Taken from the familiar Biblical story of John the Baptist and later spiced up by Oscar Wilde the producer's (Rita being one) tweak it a little by downplaying Salome's culpability and having the rap to pinned on mom (Judith Anderson) allowing Salome a chance to get religion and Stew Granger as the film ends on a highly solemn and spiritual note with the camera tilting to the sky where the words "This was the beginning" are emblazoned. This after the stunning Miss Hayworth finishes her incestuous two step striptease grinding up a marble staircase in front of her step father, besotted Charley Laughton with Dame Judith smirking approval. The marketers must have thought 'something for the whole family'.

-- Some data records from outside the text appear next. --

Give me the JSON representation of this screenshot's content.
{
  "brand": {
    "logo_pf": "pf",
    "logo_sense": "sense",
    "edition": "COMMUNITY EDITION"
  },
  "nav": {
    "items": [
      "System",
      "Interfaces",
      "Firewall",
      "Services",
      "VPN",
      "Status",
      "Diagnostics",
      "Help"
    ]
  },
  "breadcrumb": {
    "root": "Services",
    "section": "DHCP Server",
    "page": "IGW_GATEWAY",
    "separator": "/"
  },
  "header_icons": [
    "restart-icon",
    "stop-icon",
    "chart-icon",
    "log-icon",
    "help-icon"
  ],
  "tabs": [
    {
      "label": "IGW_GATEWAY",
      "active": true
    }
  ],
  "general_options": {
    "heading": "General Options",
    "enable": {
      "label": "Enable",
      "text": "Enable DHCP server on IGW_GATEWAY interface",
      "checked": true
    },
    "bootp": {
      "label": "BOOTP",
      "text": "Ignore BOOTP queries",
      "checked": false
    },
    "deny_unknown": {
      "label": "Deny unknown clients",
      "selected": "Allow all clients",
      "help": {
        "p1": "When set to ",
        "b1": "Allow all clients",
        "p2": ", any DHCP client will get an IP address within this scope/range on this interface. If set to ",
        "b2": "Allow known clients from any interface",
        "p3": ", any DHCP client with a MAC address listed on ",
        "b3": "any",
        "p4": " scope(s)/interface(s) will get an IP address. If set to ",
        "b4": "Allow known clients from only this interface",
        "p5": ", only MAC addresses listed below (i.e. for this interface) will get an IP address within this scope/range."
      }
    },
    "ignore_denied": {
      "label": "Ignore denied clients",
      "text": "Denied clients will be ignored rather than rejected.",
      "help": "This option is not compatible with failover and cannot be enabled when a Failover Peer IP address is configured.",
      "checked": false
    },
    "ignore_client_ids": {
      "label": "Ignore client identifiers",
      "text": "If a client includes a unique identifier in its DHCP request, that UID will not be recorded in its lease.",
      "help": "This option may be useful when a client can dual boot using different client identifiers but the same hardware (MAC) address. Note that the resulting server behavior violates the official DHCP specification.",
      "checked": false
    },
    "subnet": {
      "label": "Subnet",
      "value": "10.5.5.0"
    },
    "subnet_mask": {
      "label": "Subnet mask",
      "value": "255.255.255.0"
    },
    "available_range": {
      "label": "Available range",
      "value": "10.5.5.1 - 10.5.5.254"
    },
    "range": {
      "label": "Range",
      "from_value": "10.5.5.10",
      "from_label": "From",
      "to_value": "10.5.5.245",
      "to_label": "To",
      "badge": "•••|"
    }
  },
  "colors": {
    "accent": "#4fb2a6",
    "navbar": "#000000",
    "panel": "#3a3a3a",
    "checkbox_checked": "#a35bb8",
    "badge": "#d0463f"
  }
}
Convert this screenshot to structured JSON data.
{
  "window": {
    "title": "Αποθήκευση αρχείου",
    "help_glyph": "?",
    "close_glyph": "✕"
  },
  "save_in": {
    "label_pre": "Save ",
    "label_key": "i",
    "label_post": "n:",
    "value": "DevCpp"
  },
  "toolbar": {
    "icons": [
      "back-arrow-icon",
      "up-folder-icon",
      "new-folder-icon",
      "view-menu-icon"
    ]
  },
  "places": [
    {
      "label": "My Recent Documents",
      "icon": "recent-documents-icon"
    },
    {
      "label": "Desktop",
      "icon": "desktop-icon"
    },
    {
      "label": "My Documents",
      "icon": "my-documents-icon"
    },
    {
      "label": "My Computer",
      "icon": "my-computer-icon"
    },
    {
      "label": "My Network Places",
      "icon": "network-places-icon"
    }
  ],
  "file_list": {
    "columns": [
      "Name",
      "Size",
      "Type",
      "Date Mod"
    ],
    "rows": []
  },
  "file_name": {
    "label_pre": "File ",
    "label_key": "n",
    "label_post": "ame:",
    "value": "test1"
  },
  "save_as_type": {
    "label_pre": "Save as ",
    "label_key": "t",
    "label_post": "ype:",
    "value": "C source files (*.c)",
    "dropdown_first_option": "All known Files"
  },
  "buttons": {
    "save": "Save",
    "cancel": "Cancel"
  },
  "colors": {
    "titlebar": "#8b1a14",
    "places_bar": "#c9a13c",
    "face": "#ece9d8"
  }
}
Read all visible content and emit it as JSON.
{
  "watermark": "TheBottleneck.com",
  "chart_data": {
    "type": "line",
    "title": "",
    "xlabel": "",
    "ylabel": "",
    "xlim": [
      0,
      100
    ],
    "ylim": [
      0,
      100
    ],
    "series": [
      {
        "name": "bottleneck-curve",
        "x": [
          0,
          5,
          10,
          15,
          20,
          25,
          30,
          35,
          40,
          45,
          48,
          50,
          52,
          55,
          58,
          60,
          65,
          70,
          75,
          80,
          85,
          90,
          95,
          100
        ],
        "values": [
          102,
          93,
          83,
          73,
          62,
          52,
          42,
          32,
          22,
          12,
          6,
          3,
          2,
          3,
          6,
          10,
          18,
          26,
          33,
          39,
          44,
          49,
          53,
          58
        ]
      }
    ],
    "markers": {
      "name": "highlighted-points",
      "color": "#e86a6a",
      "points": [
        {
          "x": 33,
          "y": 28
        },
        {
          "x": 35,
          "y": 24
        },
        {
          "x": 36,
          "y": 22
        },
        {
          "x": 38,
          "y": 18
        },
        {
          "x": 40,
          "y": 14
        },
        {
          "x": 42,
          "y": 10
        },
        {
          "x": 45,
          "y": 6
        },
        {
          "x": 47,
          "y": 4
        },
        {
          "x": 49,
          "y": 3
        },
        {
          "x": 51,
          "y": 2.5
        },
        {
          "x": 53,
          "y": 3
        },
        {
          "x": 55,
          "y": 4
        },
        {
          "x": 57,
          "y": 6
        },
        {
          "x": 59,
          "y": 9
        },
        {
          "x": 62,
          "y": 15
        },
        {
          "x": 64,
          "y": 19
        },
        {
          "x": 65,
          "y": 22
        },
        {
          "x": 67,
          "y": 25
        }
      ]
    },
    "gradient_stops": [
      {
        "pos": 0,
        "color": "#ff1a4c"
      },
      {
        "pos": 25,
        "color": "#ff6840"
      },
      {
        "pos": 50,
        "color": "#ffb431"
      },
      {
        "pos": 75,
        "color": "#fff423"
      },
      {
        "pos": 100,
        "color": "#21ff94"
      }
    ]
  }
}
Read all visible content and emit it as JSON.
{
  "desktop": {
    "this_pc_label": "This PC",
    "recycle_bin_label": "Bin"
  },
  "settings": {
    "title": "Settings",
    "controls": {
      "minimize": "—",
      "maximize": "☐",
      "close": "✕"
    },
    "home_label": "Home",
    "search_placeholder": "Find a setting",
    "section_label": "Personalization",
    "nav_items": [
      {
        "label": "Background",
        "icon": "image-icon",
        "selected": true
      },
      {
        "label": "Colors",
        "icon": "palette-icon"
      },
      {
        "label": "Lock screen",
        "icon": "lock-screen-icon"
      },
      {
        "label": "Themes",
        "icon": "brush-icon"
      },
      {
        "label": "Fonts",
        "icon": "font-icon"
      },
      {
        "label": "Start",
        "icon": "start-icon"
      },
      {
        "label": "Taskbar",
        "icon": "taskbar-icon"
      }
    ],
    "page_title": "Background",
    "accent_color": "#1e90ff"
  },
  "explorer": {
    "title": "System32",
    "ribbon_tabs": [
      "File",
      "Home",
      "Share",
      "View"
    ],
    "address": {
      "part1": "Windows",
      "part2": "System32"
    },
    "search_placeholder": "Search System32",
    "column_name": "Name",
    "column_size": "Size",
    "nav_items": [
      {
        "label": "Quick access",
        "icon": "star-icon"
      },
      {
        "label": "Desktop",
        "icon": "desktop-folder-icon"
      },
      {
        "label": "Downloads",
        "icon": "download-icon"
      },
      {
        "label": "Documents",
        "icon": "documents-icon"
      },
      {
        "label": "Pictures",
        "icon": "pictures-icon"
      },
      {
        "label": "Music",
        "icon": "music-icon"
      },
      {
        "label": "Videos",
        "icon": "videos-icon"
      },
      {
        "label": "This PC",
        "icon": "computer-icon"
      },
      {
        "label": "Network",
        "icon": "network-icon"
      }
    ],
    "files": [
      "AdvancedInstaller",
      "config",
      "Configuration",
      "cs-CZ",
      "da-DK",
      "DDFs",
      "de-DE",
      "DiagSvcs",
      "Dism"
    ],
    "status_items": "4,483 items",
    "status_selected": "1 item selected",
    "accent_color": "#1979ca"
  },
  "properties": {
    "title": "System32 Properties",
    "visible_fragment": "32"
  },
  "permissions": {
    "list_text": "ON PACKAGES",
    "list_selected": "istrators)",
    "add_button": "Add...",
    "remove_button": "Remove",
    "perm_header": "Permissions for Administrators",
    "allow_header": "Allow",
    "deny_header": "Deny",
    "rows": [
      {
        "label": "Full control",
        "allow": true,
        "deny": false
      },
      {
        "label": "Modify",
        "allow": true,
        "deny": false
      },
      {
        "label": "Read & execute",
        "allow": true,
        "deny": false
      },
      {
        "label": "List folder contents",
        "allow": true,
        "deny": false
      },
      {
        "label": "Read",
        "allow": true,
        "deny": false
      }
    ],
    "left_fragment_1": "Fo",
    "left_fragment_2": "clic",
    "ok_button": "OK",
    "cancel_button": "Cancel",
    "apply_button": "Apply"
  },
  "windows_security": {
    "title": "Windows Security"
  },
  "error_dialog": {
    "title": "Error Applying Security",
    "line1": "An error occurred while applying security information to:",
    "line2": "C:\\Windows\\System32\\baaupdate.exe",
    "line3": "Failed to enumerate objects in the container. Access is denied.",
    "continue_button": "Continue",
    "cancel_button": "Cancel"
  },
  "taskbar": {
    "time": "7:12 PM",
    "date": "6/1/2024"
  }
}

Where do we begin? Dieterle who directed Laughton in Hunchback as well as the unique fantasy world of a Midsummer's Night Dream fails to engage or create anything of authenticity or sincerity from performers to the cold barren sets and women draped in fabric colors usually reserved for Christmas wrapping. The B&W mastery of Lang ( Ace in the Hole, The Magnificent Seven) is no where evident in garishly lit scenes dripping gold and bleeding red.

Hayworth and Grainger are beautiful and brittle with Rita softening Salome; reducing what should be driving vengeance to limpid piety. Cedric Hardwicke isn't around long enough to chew scenery but Alan Badel as a tripped out JtB is. Laughton's Herod is the biggest travesty of all as he monstrously overacts, spending most of his time waving his arms or gripping Roman columns, his utterances unconvincingly peppered with pregnant pauses and hammy anxious expressions. He along with almost anyone else involved in this pitiful production one might well argue deserve the same fate as the Baptist. Salome is an out an out abomination.